Un bon rendement existe avec les sels fondus mais la réaction chimique atteint plusieurs centaines de degrés. C’est cette option qui a été étudiée par l’Afrique du sud, notamment, avec la pile Zebra.

Mariage de la pile à combustible et de la pile nucléaire

Réservoirs de sels fondus pour piles à combustibles.

Comment maintenir ce bain de sels à des températures suffisamment élevées pour qu’il reste liquide ? Le nucléaire est la réponse évidente pour ce faire.

Si la pile nucléaire, par exemple un petit réacteur de Thorium, utilise des sels fondus, la conception se trouve de beaucoup simplifiée. De leur coté, les chinois vont construire un grand réacteur au Thorium pour produire de l’électricité.

Pour notre part, la pile que nous préconisons combine deux techniques utilisant les sels fondus : une pile à combustibles chimiques et une pile nucléaire. Chacune fonctionnant avec ses propres circuits indépendants.

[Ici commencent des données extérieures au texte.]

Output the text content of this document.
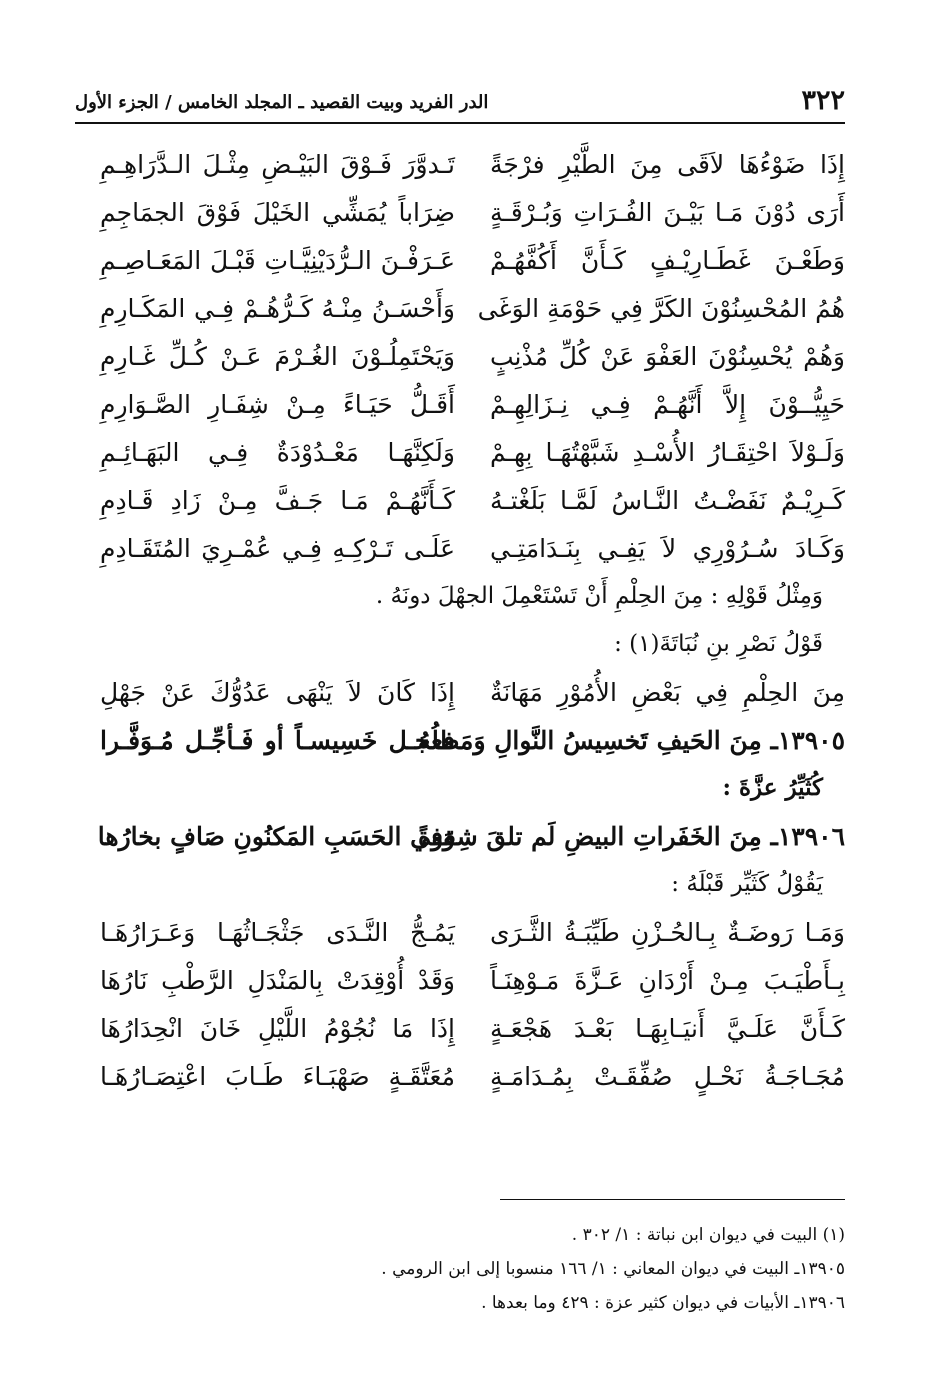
٣٢٢
الدر الفريد وبيت القصيد ـ المجلد الخامس / الجزء الأول
إِذَا ضَوْءُهَا لاَقَى مِنَ الطَّيْرِ فرْجَةً
تَـدوَّرَ فَـوْقَ البَيْـضِ مِثْـلَ الـدَّرَاهِـمِ
أَرَى دُوْنَ مَـا بَيْـنَ الفُـرَاتِ وَبُـرْقَـةٍ
ضِرَاباً يُمَشِّي الخَيْلَ فَوْقَ الجمَاجِمِ
وَطَعْـنَ غَطَـارِيْـفٍ كَـأَنَّ أَكُفَّهُـمْ
عَـرَفْـنَ الـرُّدَيْنِيَّـاتِ قَبْـلَ المَعَـاصِـمِ
هُمُ المُحْسِنُوْنَ الكَرَّ فِي حَوْمَةِ الوَغَى
وَأَحْسَـنُ مِنْـهُ كَـرُّهُـمْ فِـي المَكَـارِمِ
وَهُمْ يُحْسِنُوْنَ العَفْوَ عَنْ كُلِّ مُذْنِبٍ
وَيَحْتَمِلُـوْنَ الغُـرْمَ عَـنْ كُـلِّ غَـارِمِ
حَيِيُّــوْنَ إِلاَّ أَنَّهُـمْ فِـي نِـزَالِهِـمْ
أَقَـلُّ حَيَـاءً مِـنْ شِفَـارِ الصَّـوَارِمِ
وَلَـوْلاَ احْتِقَـارُ الأُسْـدِ شَبَّهْتُهَـا بِهِـمْ
وَلَكِنَّهَـا مَعْـدُوْدَةٌ فِـي البَهَـائِـمِ
كَـرِيْـمٌ نَفَضْـتُ النَّـاسُ لَمَّـا بَلَغْتـهُ
كَـأَنَّهُـمْ مَـا جَـفَّ مِـنْ زَادِ قَـادِمِ
وَكَـادَ سُـرُوْرِي لاَ يَفِـي بِنَـدَامَتِـي
عَلَـى تَـرْكِـهِ فِـي عُمْـرِيَ المُتَقَـادِمِ
وَمِثْلُ قَوْلِهِ : مِنَ الحِلْمِ أَنْ تَسْتَعْمِلَ الجهْلَ دونَهُ .
قَوْلُ نَصْرِ بنِ نُبَاتَةَ(١) :
مِنَ الحِلْمِ فِي بَعْضِ الأُمُوْرِ مَهَانَةٌ
إِذَا كَانَ لاَ يَنْهَى عَدُوُّكَ عَنْ جَهْلِ
١٣٩٠٥ـ مِنَ الحَيفِ تَخسِيسُ النَّوالِ وَمَطلُهُ
فعجـل خَسِيسـاً أو فَـأجِّـل مُـوَفَّـرا
كُثَيِّرُ عزَّةَ :
١٣٩٠٦ـ مِنَ الخَفَراتِ البيضِ لَم تلقَ شِقوةً
وَفي الحَسَبِ المَكنُونِ صَافٍ بخارُها
يَقُوْلُ كَثَيِّر قَبْلَهُ :
وَمَـا رَوضَـةٌ بِـالحُـزْنِ طَيِّبَـةُ الثَّـرَى
يَمُـجُّ النَّـدَى جَثْجَـاثُهَـا وَعَـرَارُهَـا
بِـأَطْيَـبَ مِـنْ أَرْدَانِ عَـزَّةَ مَـوْهِنَـاً
وَقَدْ أُوْقِدَتْ بِالمَنْدَلِ الرَّطْبِ نَارُهَا
كَـأَنَّ عَلَـيَّ أَنيَـابِهَـا بَعْـدَ هَجْعَـةٍ
إِذَا مَا نُجُوْمُ اللَّيْلِ خَانَ انْحِدَارُهَا
مُجَـاجَـةُ نَحْـلٍ صُفِّقَـتْ بِمُـدَامَـةٍ
مُعَتَّقَـةٍ صَهْبَـاءَ طَـابَ اعْتِصَـارُهَـا
(١) البيت في ديوان ابن نباتة : ١/ ٣٠٢ .
١٣٩٠٥ـ البيت في ديوان المعاني : ١/ ١٦٦ منسوبا إلى ابن الرومي .
١٣٩٠٦ـ الأبيات في ديوان كثير عزة : ٤٢٩ وما بعدها .
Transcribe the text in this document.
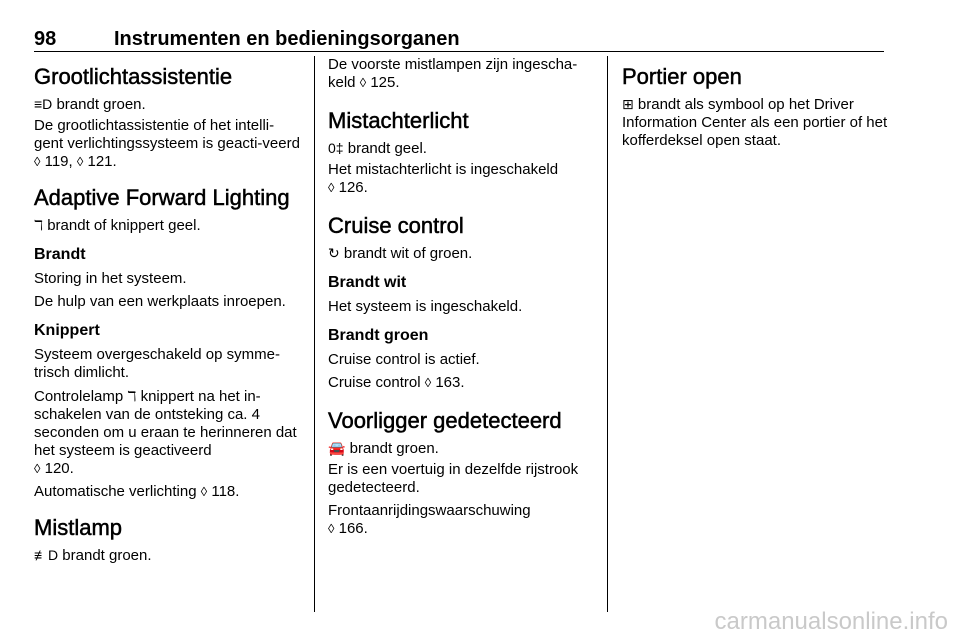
98	Instrumenten en bedieningsorganen
Grootlichtassistentie

≡D brandt groen.

De grootlichtassistentie of het intelli-gent verlichtingssysteem is geacti-veerd ◊ 119, ◊ 121.

Adaptive Forward Lighting

ℸ brandt of knippert geel.

Brandt

Storing in het systeem.

De hulp van een werkplaats inroepen.

Knippert

Systeem overgeschakeld op symme-trisch dimlicht.

Controlelamp ℸ knippert na het in-schakelen van de ontsteking ca. 4 seconden om u eraan te herinneren dat het systeem is geactiveerd
◊ 120.

Automatische verlichting ◊ 118.

Mistlamp

≢D brandt groen.

De voorste mistlampen zijn ingescha-keld ◊ 125.

Mistachterlicht

0‡ brandt geel.

Het mistachterlicht is ingeschakeld
◊ 126.

Cruise control

↻ brandt wit of groen.

Brandt wit

Het systeem is ingeschakeld.

Brandt groen

Cruise control is actief.

Cruise control ◊ 163.

Voorligger gedetecteerd

🚘 brandt groen.

Er is een voertuig in dezelfde rijstrook gedetecteerd.

Frontaanrijdingswaarschuwing
◊ 166.

Portier open

⊞ brandt als symbool op het Driver Information Center als een portier of het kofferdeksel open staat.

carmanualsonline.info
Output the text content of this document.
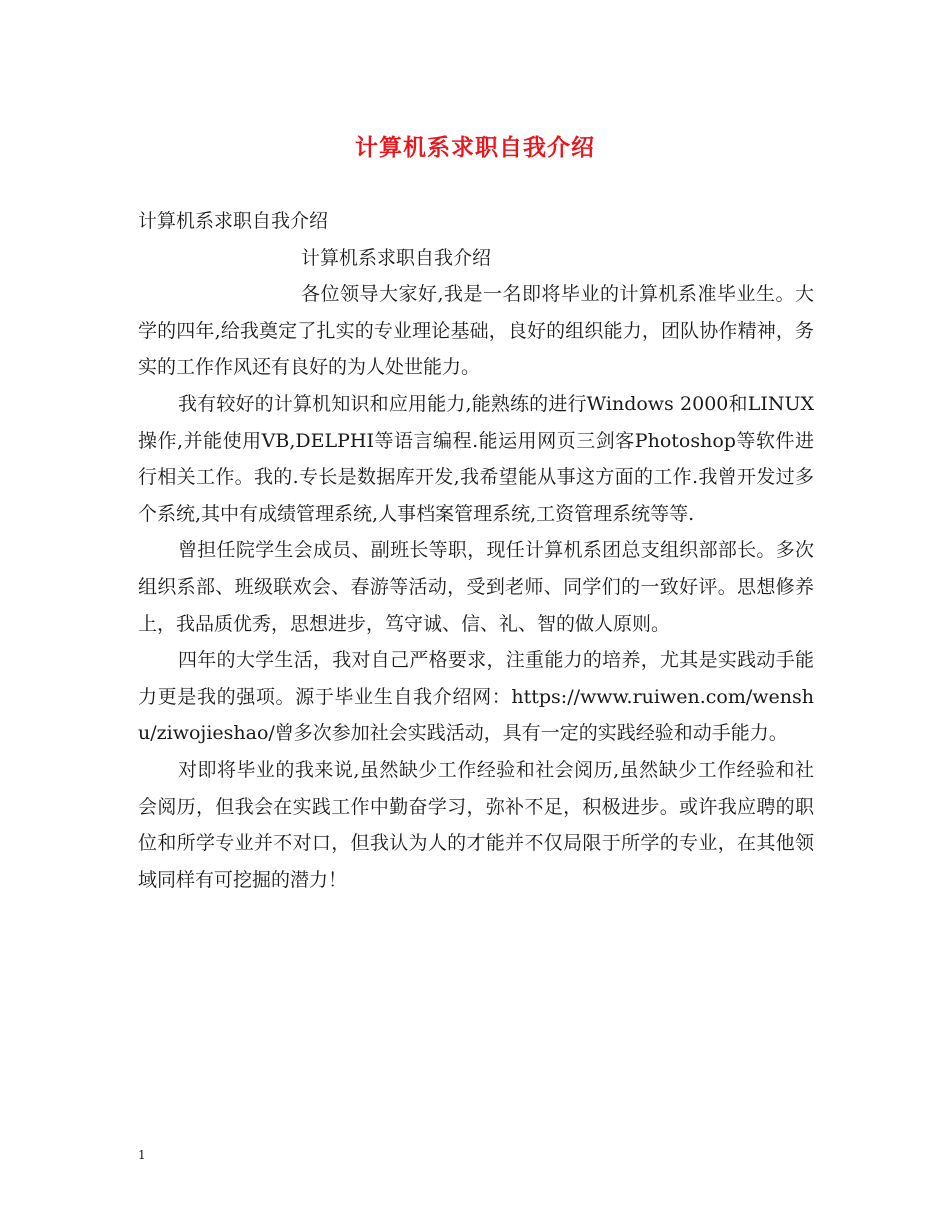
计算机系求职自我介绍

计算机系求职自我介绍

计算机系求职自我介绍

各位领导大家好,我是一名即将毕业的计算机系准毕业生。大学的四年,给我奠定了扎实的专业理论基础，良好的组织能力，团队协作精神，务实的工作作风还有良好的为人处世能力。

我有较好的计算机知识和应用能力,能熟练的进行Windows 2000和LINUX操作,并能使用VB,DELPHI等语言编程.能运用网页三剑客Photoshop等软件进行相关工作。我的.专长是数据库开发,我希望能从事这方面的工作.我曾开发过多个系统,其中有成绩管理系统,人事档案管理系统,工资管理系统等等.

曾担任院学生会成员、副班长等职，现任计算机系团总支组织部部长。多次组织系部、班级联欢会、春游等活动，受到老师、同学们的一致好评。思想修养上，我品质优秀，思想进步，笃守诚、信、礼、智的做人原则。

四年的大学生活，我对自己严格要求，注重能力的培养，尤其是实践动手能力更是我的强项。源于毕业生自我介绍网：https://www.ruiwen.com/wenshu/ziwojieshao/曾多次参加社会实践活动，具有一定的实践经验和动手能力。

对即将毕业的我来说,虽然缺少工作经验和社会阅历,虽然缺少工作经验和社会阅历，但我会在实践工作中勤奋学习，弥补不足，积极进步。或许我应聘的职位和所学专业并不对口，但我认为人的才能并不仅局限于所学的专业，在其他领域同样有可挖掘的潜力！

1
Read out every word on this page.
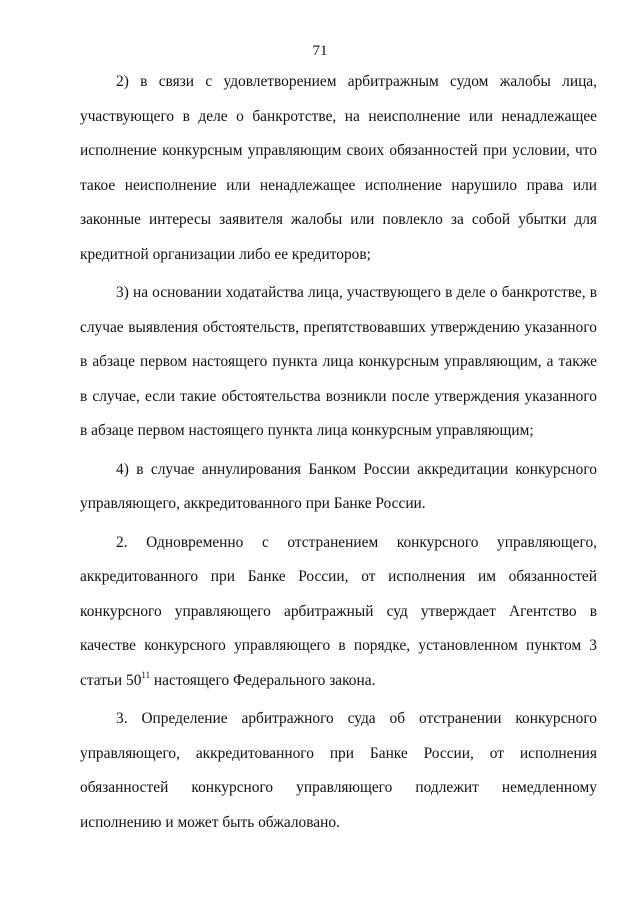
71

2) в связи с удовлетворением арбитражным судом жалобы лица, участвующего в деле о банкротстве, на неисполнение или ненадлежащее исполнение конкурсным управляющим своих обязанностей при условии, что такое неисполнение или ненадлежащее исполнение нарушило права или законные интересы заявителя жалобы или повлекло за собой убытки для кредитной организации либо ее кредиторов;

3) на основании ходатайства лица, участвующего в деле о банкротстве, в случае выявления обстоятельств, препятствовавших утверждению указанного в абзаце первом настоящего пункта лица конкурсным управляющим, а также в случае, если такие обстоятельства возникли после утверждения указанного в абзаце первом настоящего пункта лица конкурсным управляющим;

4) в случае аннулирования Банком России аккредитации конкурсного управляющего, аккредитованного при Банке России.

2. Одновременно с отстранением конкурсного управляющего, аккредитованного при Банке России, от исполнения им обязанностей конкурсного управляющего арбитражный суд утверждает Агентство в качестве конкурсного управляющего в порядке, установленном пунктом 3 статьи $50^{11}$ настоящего Федерального закона.

3. Определение арбитражного суда об отстранении конкурсного управляющего, аккредитованного при Банке России, от исполнения обязанностей конкурсного управляющего подлежит немедленному исполнению и может быть обжаловано.
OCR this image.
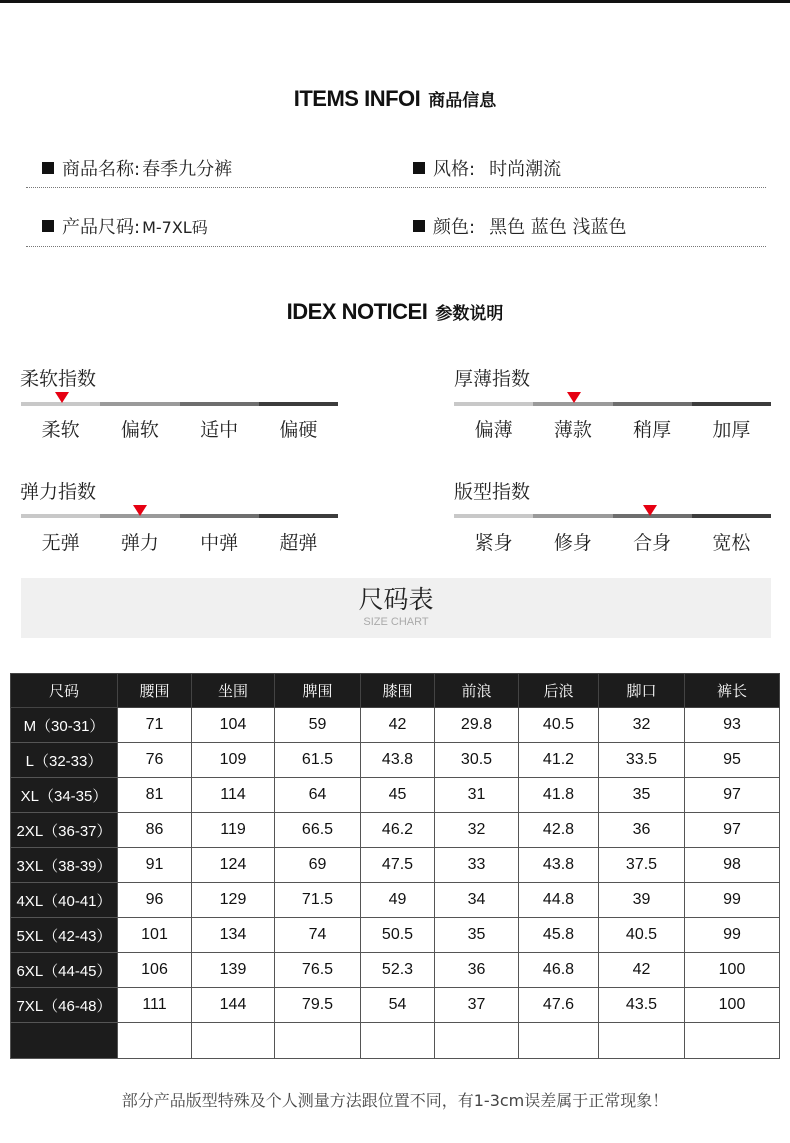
ITEMS INFOI 商品信息
商品名称: 春季九分裤	风格: 时尚潮流
产品尺码: M-7XL码	颜色: 黑色 蓝色 浅蓝色
IDEX NOTICEI 参数说明
柔软指数
柔软	偏软	适中	偏硬
厚薄指数
偏薄	薄款	稍厚	加厚
弹力指数
无弹	弹力	中弹	超弹
版型指数
紧身	修身	合身	宽松
尺码表
SIZE CHART
尺码	腰围	坐围	脾围	膝围	前浪	后浪	脚口	裤长
M（30-31）	71	104	59	42	29.8	40.5	32	93
L（32-33）	76	109	61.5	43.8	30.5	41.2	33.5	95
XL（34-35）	81	114	64	45	31	41.8	35	97
2XL（36-37）	86	119	66.5	46.2	32	42.8	36	97
3XL（38-39）	91	124	69	47.5	33	43.8	37.5	98
4XL（40-41）	96	129	71.5	49	34	44.8	39	99
5XL（42-43）	101	134	74	50.5	35	45.8	40.5	99
6XL（44-45）	106	139	76.5	52.3	36	46.8	42	100
7XL（46-48）	111	144	79.5	54	37	47.6	43.5	100

部分产品版型特殊及个人测量方法跟位置不同，有1-3cm误差属于正常现象！
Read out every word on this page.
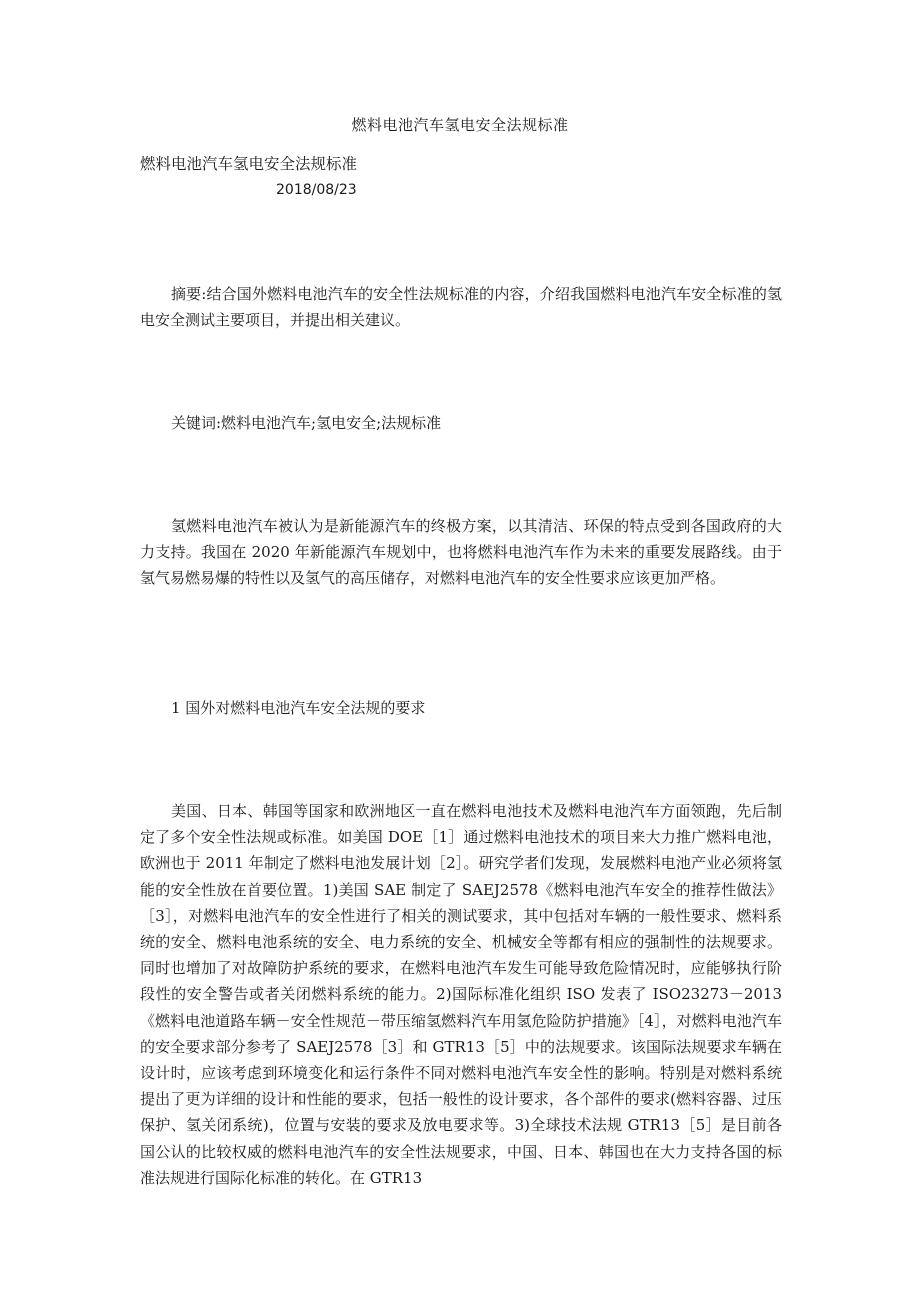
燃料电池汽车氢电安全法规标准
燃料电池汽车氢电安全法规标准
2018/08/23

摘要:结合国外燃料电池汽车的安全性法规标准的内容，介绍我国燃料电池汽车安全标准的氢电安全测试主要项目，并提出相关建议。

关键词:燃料电池汽车;氢电安全;法规标准

氢燃料电池汽车被认为是新能源汽车的终极方案，以其清洁、环保的特点受到各国政府的大力支持。我国在 2020 年新能源汽车规划中，也将燃料电池汽车作为未来的重要发展路线。由于氢气易燃易爆的特性以及氢气的高压储存，对燃料电池汽车的安全性要求应该更加严格。

1 国外对燃料电池汽车安全法规的要求

美国、日本、韩国等国家和欧洲地区一直在燃料电池技术及燃料电池汽车方面领跑，先后制定了多个安全性法规或标准。如美国 DOE［1］通过燃料电池技术的项目来大力推广燃料电池，欧洲也于 2011 年制定了燃料电池发展计划［2］。研究学者们发现，发展燃料电池产业必须将氢能的安全性放在首要位置。1)美国 SAE 制定了 SAEJ2578《燃料电池汽车安全的推荐性做法》［3］，对燃料电池汽车的安全性进行了相关的测试要求，其中包括对车辆的一般性要求、燃料系统的安全、燃料电池系统的安全、电力系统的安全、机械安全等都有相应的强制性的法规要求。同时也增加了对故障防护系统的要求，在燃料电池汽车发生可能导致危险情况时，应能够执行阶段性的安全警告或者关闭燃料系统的能力。2)国际标准化组织 ISO 发表了 ISO23273－2013《燃料电池道路车辆－安全性规范－带压缩氢燃料汽车用氢危险防护措施》［4］，对燃料电池汽车的安全要求部分参考了 SAEJ2578［3］和 GTR13［5］中的法规要求。该国际法规要求车辆在设计时，应该考虑到环境变化和运行条件不同对燃料电池汽车安全性的影响。特别是对燃料系统提出了更为详细的设计和性能的要求，包括一般性的设计要求，各个部件的要求(燃料容器、过压保护、氢关闭系统)，位置与安装的要求及放电要求等。3)全球技术法规 GTR13［5］是目前各国公认的比较权威的燃料电池汽车的安全性法规要求，中国、日本、韩国也在大力支持各国的标准法规进行国际化标准的转化。在 GTR13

C’est du beau travail de génie et des procédés que peu de pays maîtrisent.

L’un des avantages de ces piles est qu’elles peuvent être assemblées entièrement en usine à partir des composants clés (la pile nucléaire, la pile électrochimique, les pompes et réservoirs) à l’opposé des centrales nucléaires classiques, construites sur site.

Ainsi, les pays qui chercheront à s’équiper d’un bon réseau électrique, construiront directement des piles mixtes à combustible (à sels fondus) avant même tout réacteurs nucléaires.

Ces piles mixtes (chimique et nucléaire) à sels fondus devraient déjà fonctionner depuis longtemps et le retard est pénalisant. Autant dire que le premier pays qui les produira en série s’assurera un énorme succès à l’exportation, et une légitime reconnaissance des centres urbains qui en ont grand besoin !


[1cf. Les réacteurs nucléaires du futur, par Michael Lung, Fusion n°89, janvier-février 2002

[2cf. Physique quantique : le défi non relevé de Planck, par Caroline Hartmann, Fusion n°89, janvier-février 2002

[3cf. Les monopôles : une nouvelle fenêtre d’observation sur l’univers physique, par Emmanuel Grenier, Fusion n°100, mars-avril 2004

[4cf. Modèle géométrique du noyau atomique, par Laurence Hecht, Fusion n°84, janvier-février 2001, et le dossier spécial du même auteur sur Robert J. Moon dans Fusion n°105, juin-juillet 2005

[5Contrairement aux centrales nucléaires actuelles qui utilisent l’uranium comme combustible de base, ces centrales utilisent le thorium, un métal non radioactif à l’état naturel et assez répandu dans la nature. Dans ce type de réacteur, ce sont les sels fondus qui forment le combustible et jouent le rôle de caloporteur primaire.

[6Pouvoir ajuster l’offre en KWh à la demande s’impose impérativement pour corriger les choix idiots des énergies alternatives : éolien, solaire, etc. Leur production est intermittente et de mauvaise qualité, en plus d’être ruineuse.